At that Summit, except for the dialogue with other presidents that then-President Salinas de Gortari gave him (practically his only means of communication with George Bush and then with Bill Clinton at that time), the reception that the other heads of state gave him. Fidel, including Felipe González, president of the Spanish government, had been harsh, cold, including public demonstrations against him in all his public appearances.

Castro that morning was visibly upset. Among other things, we talked about the death of Camilo Cienfuegos and that day Fidel said one of those phrases that could only be explained in the atmosphere of pessimism that surrounded him then: “If I had died then (like Camilo in 1959), today I would also be a hero”. In 1992 it definitely wasn’t.

Fidel died many years later, left power in 2008 and died in 2016. His popularity since 1992 had fluctuations, but the truth is that, in 62 years of government, the Cuban revolution has experienced the setback generated by a policy every day. anachronistic and that separates the discourse from reality, with a bureaucratized State incapable of meeting the minimum demands of the people.

We also said last July that a year before that interview in Madrid, he had been in Havana, to cover the anniversary of the assault on the Moncada barracks. It was assumed that on that occasion the government would somehow follow the opening line of the socialist camp, with the Soviet Union on which it had depended economically since 1962, on the verge of disappearing. That afternoon, after hours of waiting under the Havana sun, Fidel gave a long speech in which, on the contrary, he further hardened the regime (which months ago, as part of an extensive purge, had ordered the execution of the General Arnaldo Ochoa, coincidentally the closest to Gorbachev, military hero in Angola, and in favor of a gradual opening) and launched the so-called special period, which took the popular economy and rationing to extremes that had never been suffered before and whose consequences were drag up today.

When Fidel left the government, his brother Raúl, we said, tried to travel something like the Chinese path of development and in that context the agreements with Barack Obama and the reopening of diplomatic relations were reached, including Obama’s visit to Havana. The dream lasted very little, the regime did not open almost to anything. The thaw ended shortly after with the arrival of Trump to power, coupled with the weakening of the support of the Venezuelan regime for Cuba, already with Díaz-Canel as president.

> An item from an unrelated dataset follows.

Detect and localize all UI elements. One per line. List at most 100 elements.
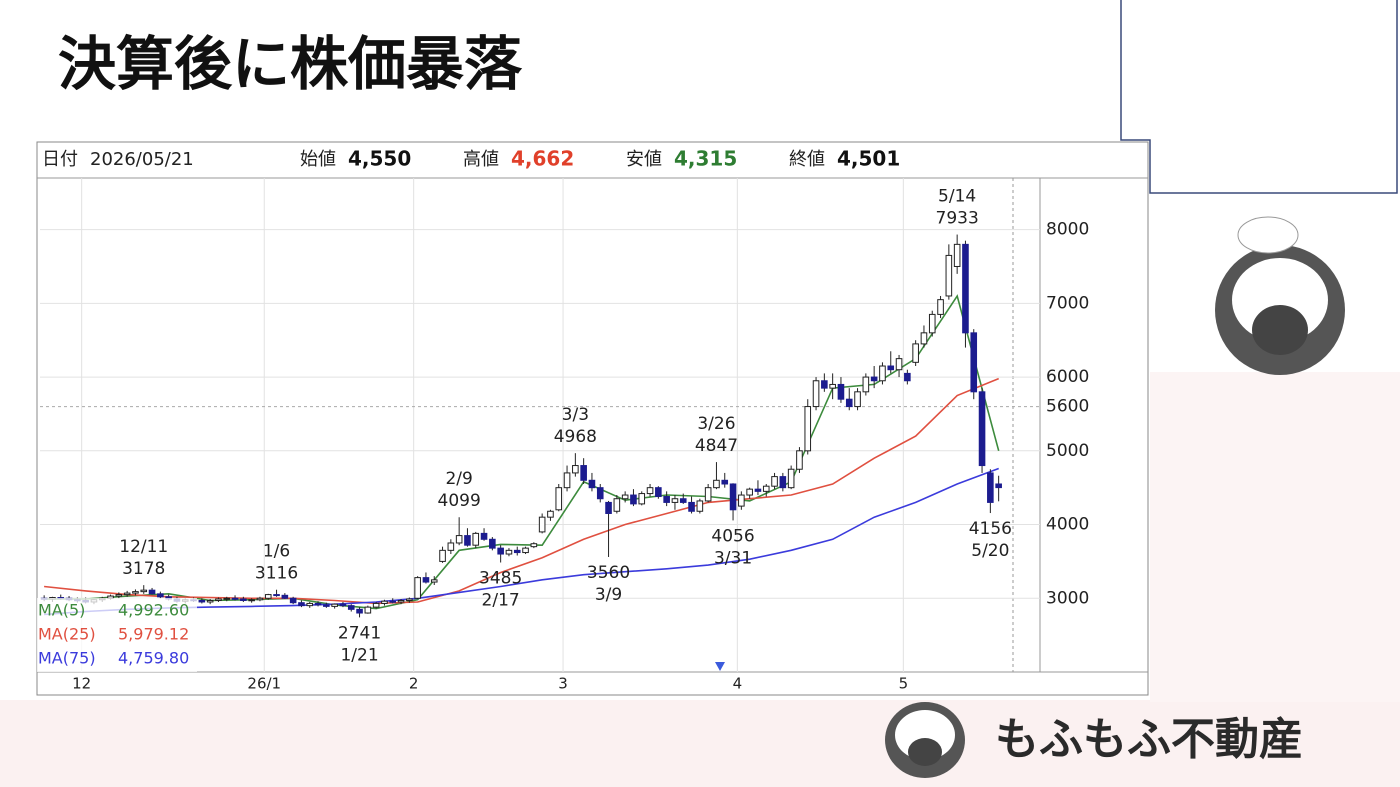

Decades have passed and the system does not change. Cuba lives today with a population that is increasingly economically distressed, with a regime that is increasingly closed in political and economic terms, with a government made up of bureaucrats unrelated to contact with the people, and with a society that, due to tourism, for contact with exile, through social networks, even if they are restricted and censored, he knows that this is not his manifest destiny.

When the demonstrations took place last July, President Díaz-Canel accused the protesters of being counterrevolutionaries (the vast majority of them, like himself, had not even been born in 1959), said they were manipulated by the United States, held the responsibility for the situation to the blockade that began in 1962, and asked his supporters to take to the streets to “defend the revolution” and to counterattack, with whatever it was, his opponents. And so they did, leaving a few hundred incarcerated.

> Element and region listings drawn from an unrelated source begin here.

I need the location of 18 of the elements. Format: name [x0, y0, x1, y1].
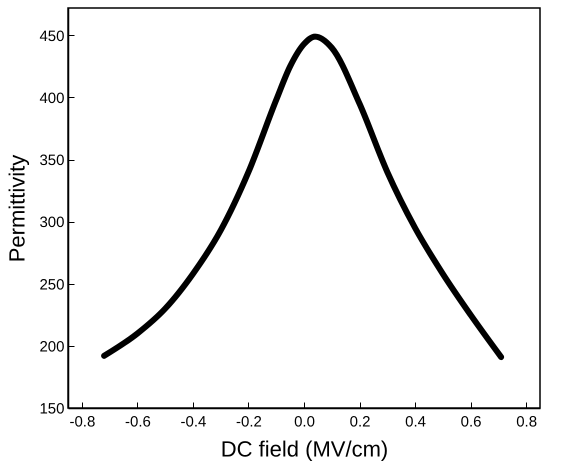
x-axis-title: DC field (MV/cm): [220, 436, 388, 462]
y-tick-label: 300: [39, 214, 64, 232]
x-tick-label: 0.4: [405, 414, 426, 430]
x-tick-label: -0.4: [180, 414, 206, 430]
y-tick-label: 250: [39, 276, 64, 294]
y-tick-label: 400: [39, 90, 64, 107]
y-tick-label: 450: [39, 28, 64, 45]
y-tick-label: 350: [39, 152, 64, 170]
y-tick-label: 200: [39, 338, 64, 356]
y-tick-label: 150: [39, 400, 64, 418]
x-tick-label: 0.2: [350, 414, 370, 430]
y-axis-title: Permittivity: [4, 154, 30, 262]
x-tick-label: 0.6: [460, 414, 482, 430]
x-tick-label: -0.2: [236, 414, 262, 430]
x-tick-label: 0.8: [516, 414, 538, 430]
x-tick-label: 0.0: [294, 414, 315, 430]
x-tick-label: -0.6: [124, 414, 151, 430]
x-tick-label: -0.8: [69, 414, 96, 430]
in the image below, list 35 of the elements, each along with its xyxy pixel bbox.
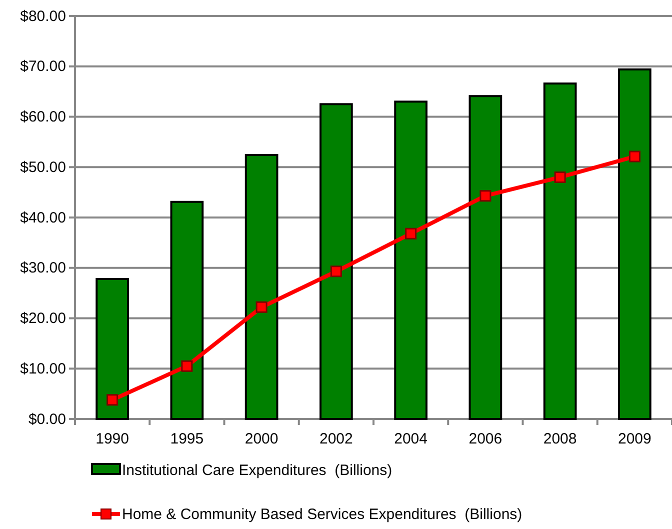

In the midst of that repressive wave, President López Obrador, whose sympathy for the Cuban regime is public, sent six ships with food, medicine and vaccines to the Cuban government and demanded that the United States end the blockade of Cuba (a useless measure, which ends up being an alibi for the regime), but he never asked the Cuban government not to repress its opponents and to grant basic, political, social and economic freedoms, violated for 62 years. And I endorse that support with the invitation to Díaz-Canel, a dictator on a state visit.